In my previous sneak preview post, I showed how the upcoming TrueZIP 7.3 release can get used to grow a ZIP file by appending archive entries to its end rather than assembling a new ZIP file. While this improves performance, it grows the ZIP file over time and so you may want to compact the ZIP file once again. Here’s how to do this.

Prerequisites

First, you need to have set the FsOutputOption.GROW preference and created a ZIP file with it. With this output option preference set, any new or updated ZIP entry is appended to the end of the ZIP file. When your application terminates or calls TFile.umount() (alias TFile.sync()), then a new central directory is written to the end of the ZIP file. This is the equivalent of a multi-session disc (CD, DVD etc.) for ZIP files - including EAR, JAR, WAR etc.

The Issue

This mode of operation may save a lot of time if a ZIP file is large compared to newly added or updated archive entries. However, it may leave a lot of redundant data in the ZIP file: If you overwrite an existing ZIP entry, the old version is still physically present in the ZIP file, but it’s just not listed in the central directory at the end of the ZIP file. In addition, for any update a new central directory will get appended to the end of the ZIP file. Again, the old version will still be present in the ZIP file, but it’s just not visible to an application. This is like an unreferenced object on the JVM heap which hasn’t been garbage collected yet - it consumes memory, but it unused.

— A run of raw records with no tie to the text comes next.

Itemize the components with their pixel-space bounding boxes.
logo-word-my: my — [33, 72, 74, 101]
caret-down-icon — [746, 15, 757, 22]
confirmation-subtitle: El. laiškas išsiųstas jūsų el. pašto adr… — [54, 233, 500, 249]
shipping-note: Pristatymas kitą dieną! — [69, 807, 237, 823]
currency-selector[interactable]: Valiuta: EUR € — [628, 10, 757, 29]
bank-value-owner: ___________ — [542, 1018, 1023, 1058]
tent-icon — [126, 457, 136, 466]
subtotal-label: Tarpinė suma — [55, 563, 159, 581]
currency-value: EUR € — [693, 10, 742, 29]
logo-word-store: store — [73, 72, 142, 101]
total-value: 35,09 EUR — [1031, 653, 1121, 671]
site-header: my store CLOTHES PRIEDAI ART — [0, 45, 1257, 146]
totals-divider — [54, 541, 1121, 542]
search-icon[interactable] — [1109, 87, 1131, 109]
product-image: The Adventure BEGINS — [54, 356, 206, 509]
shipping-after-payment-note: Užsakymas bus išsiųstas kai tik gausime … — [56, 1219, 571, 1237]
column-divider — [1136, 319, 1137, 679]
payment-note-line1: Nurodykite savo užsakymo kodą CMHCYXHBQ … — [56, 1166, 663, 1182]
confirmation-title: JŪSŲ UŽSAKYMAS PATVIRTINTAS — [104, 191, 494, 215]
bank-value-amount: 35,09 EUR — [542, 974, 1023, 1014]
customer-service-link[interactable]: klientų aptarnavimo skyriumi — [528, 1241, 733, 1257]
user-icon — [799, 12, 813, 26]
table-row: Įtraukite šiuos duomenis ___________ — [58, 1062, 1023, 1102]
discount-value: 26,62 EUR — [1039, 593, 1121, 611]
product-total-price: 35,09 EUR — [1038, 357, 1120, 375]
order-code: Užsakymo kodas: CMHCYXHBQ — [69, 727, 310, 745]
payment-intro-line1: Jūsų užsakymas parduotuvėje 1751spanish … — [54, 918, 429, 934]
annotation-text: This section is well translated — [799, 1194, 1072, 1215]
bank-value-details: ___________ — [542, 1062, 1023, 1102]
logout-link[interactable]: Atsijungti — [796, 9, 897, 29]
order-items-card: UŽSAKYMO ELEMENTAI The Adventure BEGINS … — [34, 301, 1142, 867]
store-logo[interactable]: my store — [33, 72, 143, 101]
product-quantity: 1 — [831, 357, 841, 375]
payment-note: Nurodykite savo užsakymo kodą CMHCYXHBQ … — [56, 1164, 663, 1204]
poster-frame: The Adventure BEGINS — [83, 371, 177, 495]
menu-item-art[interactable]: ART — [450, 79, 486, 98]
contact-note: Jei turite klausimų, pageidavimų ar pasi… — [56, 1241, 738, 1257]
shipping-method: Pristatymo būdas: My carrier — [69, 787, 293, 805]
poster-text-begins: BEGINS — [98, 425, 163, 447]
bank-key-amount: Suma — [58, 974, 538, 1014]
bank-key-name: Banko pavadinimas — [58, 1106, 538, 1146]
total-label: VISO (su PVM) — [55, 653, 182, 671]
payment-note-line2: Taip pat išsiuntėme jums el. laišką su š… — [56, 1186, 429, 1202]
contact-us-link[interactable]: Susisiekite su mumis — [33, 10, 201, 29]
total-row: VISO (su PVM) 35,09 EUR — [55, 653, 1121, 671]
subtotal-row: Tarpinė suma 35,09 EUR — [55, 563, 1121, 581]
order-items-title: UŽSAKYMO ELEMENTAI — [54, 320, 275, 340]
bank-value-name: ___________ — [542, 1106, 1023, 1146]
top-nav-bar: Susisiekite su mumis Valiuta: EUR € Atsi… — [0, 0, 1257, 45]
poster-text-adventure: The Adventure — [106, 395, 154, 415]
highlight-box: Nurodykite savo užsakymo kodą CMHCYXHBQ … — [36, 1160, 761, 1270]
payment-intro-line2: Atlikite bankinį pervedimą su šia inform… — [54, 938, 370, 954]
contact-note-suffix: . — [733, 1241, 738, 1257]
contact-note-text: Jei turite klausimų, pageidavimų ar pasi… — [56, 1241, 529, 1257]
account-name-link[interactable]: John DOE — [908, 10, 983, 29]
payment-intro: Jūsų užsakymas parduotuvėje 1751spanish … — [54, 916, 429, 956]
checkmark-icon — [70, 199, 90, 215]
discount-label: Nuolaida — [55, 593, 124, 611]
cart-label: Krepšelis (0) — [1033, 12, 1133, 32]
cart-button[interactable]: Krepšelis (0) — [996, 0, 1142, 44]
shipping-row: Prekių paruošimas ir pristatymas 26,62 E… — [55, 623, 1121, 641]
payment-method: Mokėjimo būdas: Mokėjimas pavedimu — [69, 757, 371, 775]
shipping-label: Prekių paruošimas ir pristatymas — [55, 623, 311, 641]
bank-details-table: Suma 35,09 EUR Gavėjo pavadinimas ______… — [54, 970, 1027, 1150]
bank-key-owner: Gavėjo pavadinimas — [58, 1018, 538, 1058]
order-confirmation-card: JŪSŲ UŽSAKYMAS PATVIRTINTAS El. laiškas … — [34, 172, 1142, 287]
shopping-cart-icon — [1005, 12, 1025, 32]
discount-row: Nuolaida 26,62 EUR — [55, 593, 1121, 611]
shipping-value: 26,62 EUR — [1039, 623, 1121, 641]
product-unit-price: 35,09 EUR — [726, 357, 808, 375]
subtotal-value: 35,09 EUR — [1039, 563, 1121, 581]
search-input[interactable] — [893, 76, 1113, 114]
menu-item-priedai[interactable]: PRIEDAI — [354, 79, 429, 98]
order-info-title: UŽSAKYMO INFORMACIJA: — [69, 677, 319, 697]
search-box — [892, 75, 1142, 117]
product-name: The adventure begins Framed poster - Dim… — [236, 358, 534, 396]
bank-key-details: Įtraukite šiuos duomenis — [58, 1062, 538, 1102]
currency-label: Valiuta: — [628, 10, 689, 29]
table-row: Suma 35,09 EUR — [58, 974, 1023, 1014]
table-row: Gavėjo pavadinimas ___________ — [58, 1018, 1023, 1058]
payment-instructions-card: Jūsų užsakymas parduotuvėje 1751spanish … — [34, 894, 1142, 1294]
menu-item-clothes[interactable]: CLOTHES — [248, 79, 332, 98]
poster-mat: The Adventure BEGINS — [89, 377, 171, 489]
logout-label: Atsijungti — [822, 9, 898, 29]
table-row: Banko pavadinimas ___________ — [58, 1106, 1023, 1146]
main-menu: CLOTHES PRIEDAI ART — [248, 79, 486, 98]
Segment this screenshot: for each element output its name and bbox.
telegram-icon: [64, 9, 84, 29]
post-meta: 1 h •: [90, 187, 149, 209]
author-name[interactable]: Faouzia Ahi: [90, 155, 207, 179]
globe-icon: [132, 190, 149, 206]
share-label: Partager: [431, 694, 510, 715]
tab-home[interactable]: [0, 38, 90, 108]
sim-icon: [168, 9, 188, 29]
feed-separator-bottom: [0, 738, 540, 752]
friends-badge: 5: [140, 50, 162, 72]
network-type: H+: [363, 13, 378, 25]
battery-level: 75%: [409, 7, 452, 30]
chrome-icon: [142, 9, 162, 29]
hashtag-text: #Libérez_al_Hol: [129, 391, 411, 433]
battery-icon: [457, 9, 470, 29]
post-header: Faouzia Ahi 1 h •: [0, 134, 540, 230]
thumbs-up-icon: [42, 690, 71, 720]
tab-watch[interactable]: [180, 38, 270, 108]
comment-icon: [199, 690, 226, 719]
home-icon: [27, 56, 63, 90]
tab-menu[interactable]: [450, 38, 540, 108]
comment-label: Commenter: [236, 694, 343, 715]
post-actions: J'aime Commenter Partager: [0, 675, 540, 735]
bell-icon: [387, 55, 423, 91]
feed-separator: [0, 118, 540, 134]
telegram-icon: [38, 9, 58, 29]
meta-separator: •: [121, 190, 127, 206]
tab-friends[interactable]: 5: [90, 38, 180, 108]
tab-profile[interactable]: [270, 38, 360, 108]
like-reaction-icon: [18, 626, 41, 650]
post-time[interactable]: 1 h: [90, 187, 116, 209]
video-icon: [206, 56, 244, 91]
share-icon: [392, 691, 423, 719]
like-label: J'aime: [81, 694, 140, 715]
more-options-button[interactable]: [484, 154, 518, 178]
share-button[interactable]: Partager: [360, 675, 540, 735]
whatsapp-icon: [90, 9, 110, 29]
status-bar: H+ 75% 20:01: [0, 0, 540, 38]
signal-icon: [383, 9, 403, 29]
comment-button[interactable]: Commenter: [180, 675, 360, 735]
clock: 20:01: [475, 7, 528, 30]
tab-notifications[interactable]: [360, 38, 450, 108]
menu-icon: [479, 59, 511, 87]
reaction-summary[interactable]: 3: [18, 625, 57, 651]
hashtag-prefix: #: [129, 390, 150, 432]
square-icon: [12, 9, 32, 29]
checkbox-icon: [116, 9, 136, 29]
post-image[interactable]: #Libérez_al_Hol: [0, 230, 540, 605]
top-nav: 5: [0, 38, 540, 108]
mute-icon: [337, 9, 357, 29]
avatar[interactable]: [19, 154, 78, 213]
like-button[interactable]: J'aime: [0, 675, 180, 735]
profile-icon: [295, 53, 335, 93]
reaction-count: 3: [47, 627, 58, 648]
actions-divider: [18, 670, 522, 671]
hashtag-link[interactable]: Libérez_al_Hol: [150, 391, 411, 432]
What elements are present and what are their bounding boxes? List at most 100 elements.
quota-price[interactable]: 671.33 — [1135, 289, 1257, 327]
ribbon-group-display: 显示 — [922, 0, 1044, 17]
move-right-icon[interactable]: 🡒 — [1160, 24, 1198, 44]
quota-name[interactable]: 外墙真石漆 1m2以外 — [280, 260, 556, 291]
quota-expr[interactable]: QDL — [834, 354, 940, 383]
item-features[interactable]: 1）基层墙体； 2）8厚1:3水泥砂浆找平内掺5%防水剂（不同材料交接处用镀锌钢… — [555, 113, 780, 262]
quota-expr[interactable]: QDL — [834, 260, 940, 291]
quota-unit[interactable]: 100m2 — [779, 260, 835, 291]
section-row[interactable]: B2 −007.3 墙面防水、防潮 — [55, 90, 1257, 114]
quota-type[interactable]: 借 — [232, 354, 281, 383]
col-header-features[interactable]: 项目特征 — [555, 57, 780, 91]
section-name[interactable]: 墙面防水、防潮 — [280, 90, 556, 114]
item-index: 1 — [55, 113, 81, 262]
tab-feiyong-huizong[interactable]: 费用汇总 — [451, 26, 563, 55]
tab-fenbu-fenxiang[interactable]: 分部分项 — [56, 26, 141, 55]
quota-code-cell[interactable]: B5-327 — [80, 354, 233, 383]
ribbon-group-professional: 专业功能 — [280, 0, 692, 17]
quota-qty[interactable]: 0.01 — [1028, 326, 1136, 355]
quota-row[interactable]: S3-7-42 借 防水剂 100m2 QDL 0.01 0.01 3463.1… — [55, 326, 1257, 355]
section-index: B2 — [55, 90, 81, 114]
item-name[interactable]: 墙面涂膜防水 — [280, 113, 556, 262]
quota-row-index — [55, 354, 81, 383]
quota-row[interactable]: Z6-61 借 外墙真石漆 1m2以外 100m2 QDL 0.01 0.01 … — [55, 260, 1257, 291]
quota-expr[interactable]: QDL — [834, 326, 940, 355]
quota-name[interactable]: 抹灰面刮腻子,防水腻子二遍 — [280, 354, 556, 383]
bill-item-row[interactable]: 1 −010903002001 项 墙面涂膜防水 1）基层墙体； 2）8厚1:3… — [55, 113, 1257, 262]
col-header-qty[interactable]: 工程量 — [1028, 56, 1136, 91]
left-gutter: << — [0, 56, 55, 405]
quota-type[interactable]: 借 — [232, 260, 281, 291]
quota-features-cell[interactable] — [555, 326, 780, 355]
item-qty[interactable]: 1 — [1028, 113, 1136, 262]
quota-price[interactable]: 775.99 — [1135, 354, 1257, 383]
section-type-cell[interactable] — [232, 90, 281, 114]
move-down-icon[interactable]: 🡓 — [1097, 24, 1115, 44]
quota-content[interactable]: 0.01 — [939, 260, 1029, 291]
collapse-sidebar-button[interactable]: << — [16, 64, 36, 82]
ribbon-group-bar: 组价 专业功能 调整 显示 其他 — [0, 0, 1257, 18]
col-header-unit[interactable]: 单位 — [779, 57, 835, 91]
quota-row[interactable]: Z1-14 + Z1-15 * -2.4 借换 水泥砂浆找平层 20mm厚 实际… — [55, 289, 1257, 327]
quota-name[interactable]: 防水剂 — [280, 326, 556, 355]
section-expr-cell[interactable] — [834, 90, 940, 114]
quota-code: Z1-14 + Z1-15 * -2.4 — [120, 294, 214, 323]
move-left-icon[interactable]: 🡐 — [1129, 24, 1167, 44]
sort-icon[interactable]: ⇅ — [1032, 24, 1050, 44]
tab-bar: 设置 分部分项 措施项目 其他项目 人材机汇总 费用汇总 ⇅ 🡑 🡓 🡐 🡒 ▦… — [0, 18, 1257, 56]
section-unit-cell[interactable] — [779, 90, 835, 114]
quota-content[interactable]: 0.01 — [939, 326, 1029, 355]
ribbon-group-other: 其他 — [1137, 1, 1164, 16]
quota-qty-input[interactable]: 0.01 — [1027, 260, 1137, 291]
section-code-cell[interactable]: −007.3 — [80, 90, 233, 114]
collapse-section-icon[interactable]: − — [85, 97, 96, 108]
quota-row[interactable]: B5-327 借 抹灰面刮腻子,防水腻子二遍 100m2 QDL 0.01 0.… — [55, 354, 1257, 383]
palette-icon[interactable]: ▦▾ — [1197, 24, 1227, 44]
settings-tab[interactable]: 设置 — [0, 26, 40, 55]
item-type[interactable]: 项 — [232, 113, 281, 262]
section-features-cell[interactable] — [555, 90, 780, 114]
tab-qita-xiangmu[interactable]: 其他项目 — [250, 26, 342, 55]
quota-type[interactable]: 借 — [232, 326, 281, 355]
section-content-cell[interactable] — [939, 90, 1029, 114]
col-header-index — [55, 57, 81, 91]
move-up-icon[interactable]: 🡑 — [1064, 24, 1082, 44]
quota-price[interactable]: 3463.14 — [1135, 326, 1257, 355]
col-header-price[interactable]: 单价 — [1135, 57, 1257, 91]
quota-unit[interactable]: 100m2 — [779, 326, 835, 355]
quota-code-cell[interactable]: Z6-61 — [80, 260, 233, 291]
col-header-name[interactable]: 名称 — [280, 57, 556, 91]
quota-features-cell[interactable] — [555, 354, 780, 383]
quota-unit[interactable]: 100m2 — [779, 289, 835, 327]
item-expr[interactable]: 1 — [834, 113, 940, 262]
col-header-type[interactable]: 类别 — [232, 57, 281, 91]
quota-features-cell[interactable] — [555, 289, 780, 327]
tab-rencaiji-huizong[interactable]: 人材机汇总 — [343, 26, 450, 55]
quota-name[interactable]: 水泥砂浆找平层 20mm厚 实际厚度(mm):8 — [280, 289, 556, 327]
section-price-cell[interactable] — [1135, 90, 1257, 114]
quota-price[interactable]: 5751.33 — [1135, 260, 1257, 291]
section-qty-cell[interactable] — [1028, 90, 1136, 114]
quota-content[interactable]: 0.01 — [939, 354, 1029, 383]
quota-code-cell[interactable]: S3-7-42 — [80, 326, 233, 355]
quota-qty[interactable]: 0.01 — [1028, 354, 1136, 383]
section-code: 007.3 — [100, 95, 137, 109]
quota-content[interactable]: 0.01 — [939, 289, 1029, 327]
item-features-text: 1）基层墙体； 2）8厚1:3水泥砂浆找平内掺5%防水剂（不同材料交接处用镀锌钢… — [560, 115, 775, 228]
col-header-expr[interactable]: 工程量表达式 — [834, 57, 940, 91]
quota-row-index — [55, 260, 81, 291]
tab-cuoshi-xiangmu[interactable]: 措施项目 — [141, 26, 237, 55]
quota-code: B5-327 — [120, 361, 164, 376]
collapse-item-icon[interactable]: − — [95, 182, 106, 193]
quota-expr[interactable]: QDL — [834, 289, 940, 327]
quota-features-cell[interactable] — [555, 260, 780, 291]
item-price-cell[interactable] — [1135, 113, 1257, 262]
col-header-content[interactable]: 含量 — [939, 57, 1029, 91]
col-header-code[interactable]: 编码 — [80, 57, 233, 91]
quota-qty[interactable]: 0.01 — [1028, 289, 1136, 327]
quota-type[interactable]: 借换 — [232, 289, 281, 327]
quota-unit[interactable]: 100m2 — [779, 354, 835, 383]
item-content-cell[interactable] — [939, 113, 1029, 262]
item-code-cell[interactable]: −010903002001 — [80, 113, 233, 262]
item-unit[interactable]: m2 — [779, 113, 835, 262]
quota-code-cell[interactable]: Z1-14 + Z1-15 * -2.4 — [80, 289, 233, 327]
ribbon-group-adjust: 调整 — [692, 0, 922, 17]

Suppose this is the layout of a ZIP file after it has been initially created with the entries entry1 and entry2 (presented as pseudo-XML):

<entry name=entry1/>
<entry name=entry2/>
<central-directory/>

Now if the FsOutputOption.GROW output option preference is set and the application overwrites entry2, the layout of the updated archive file will look as follows:

<entry name=entry1/>
<entry name=entry2/> <!-- old entry data -->
<central-directory/> <!-- old directory data -->
<entry name=entry2/> <!-- new entry data -->
<central-directory/> <!-- new directory data -->

As you can see, there are two entries with the name entry2 and two central directories, each with the old and the new data. It’s easy to imagine that this strategy wastes a lot of space if your application is updating the ZIP file a lot.

The Resolution

So what you may need is a way to compact the ZIP file to this layout again:

<entry name=entry1/>
<entry name=entry2/> <!-- new entry data -->
<central-directory/> <!-- new directory data -->

Compacting the ZIP file again is really simple. In TrueZIP 7.3, a new method has been added to the TFile class for this purpose. You can call it like this:

TFile archive = new TFile(archive.zip);
// Create or update the archive file here.
...
archive.compact();

The method TFile.compact() will simply make a structural copy of the archive file to a temporary archive file and then move the result over to the original archive file again. It’s the structural copy which will effectively remove all redundant archive entry contents and meta data, including central directories.

Mind that this operation has no means to detect if there is actually any redundant data present in a ZIP file. Any invocation will perform exactly the same steps, so if the ZIP file is already compact, then this will just waste time and temporary space in the platform file system.

Compacting TAR Files

Although there is no central directory in a TAR file, there may still be redundant archive entries. Removing them works the same way as with ZIP files. Just call TFile.compact() as shown before.